Tim Steller’s column clarified for me some of the issues associated with the retirement of the amazing A-10. My nephew has worked with the A-10s. He has spoken reverently about how the ground troops are grateful for the dependability of this aircraft. They worry about the dependability of the F-35s.
The concern regarding overflights, noise and threats of crashes is important. I was in Tucson when a jet crashed here. The pilot did an amazing job of saving lives. Considering how many overflights there are, we are very lucky to have such well-trained pilots and service crews at our base.
The men and women who work and train at Davis-Monthan are important to our economy and society. I see them as friends and family who help make Tucson the wonderfully diversified and colorful community in which I am proud to live.
buried in the classifieds
Re: the Sept. 15 article “For black infants, a precarious start.”

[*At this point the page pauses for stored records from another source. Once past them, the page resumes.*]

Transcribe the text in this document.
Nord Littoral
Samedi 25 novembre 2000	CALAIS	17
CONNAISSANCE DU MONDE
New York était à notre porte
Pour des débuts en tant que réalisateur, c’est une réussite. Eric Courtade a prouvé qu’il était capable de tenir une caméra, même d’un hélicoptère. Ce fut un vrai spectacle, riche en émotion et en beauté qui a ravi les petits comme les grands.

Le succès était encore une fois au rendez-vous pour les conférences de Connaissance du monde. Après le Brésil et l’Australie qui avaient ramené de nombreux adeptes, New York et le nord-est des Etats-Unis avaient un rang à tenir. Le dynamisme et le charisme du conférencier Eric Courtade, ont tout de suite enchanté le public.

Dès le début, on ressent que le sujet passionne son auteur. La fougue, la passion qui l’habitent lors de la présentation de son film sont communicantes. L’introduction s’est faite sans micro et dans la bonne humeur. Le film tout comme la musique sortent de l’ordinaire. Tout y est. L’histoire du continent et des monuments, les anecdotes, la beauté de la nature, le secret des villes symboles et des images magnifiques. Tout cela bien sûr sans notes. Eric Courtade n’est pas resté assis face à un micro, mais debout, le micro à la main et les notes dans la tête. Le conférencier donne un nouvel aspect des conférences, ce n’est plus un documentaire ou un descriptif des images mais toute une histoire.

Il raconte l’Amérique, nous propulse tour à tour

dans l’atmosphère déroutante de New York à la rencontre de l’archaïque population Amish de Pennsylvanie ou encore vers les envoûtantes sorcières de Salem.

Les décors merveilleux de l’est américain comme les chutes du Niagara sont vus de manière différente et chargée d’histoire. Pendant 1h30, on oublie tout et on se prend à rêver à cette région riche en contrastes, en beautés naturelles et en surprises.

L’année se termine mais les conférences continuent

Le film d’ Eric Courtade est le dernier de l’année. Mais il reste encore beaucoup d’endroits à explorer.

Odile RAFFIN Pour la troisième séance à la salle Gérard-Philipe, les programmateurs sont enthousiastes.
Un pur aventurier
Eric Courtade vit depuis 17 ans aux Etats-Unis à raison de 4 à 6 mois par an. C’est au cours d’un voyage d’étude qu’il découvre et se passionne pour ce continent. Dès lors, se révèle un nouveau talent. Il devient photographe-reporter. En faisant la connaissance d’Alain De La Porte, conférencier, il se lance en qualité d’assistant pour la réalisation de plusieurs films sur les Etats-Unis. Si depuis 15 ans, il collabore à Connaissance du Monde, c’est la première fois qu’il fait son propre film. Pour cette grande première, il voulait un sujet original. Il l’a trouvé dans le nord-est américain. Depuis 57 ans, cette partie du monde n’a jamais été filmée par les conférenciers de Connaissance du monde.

I have been an avid supporter of the local newspaper for the more than 30 years I have lived in Tucson. I was embarrassed and outraged that someone at the Arizona Daily Star decided to run a very good, important article related to high-risk infants in the classified section.
How many people do you think bothered to open the almost useless section to read a very important story that could impact hundreds if not thousands of people’s lives?
I suggest this article be run again in a more prominent area of this newspaper.
Registered nurse, Tucson
Show injured player
a little respect
I was incredibly disappointed in the behavior of the Empire High School coach and football team at the Walden Grove game recently. When a Walden Grove player was seriously injured with five seconds left on the clock, Walden Grove took a knee, but Empire huddled to strategize in a stadium so silent I could hear every word the coach said from across the field.
Then, after a long delay, they played out the remaining five seconds, and Empire exuberantly cheered in the faces of kids whose teammate was just taken away in an ambulance.
What is wrong with our priorities when a game is more important than a kid who was badly hurt?
News transcriptionist, Sahuarita
Just tell the truth
The proposed Rosemont Mine project is nothing more or nothing less than a foreign-based venture-capital investment scheme, the purpose of which is to make money for investors and not to provide jobs for unemployed miners or solve a copper shortage in the United States.
Most of the ore would be shipped via Mexico to China for processing and then sold to international markets. Please be a bit more transparent to your reading public.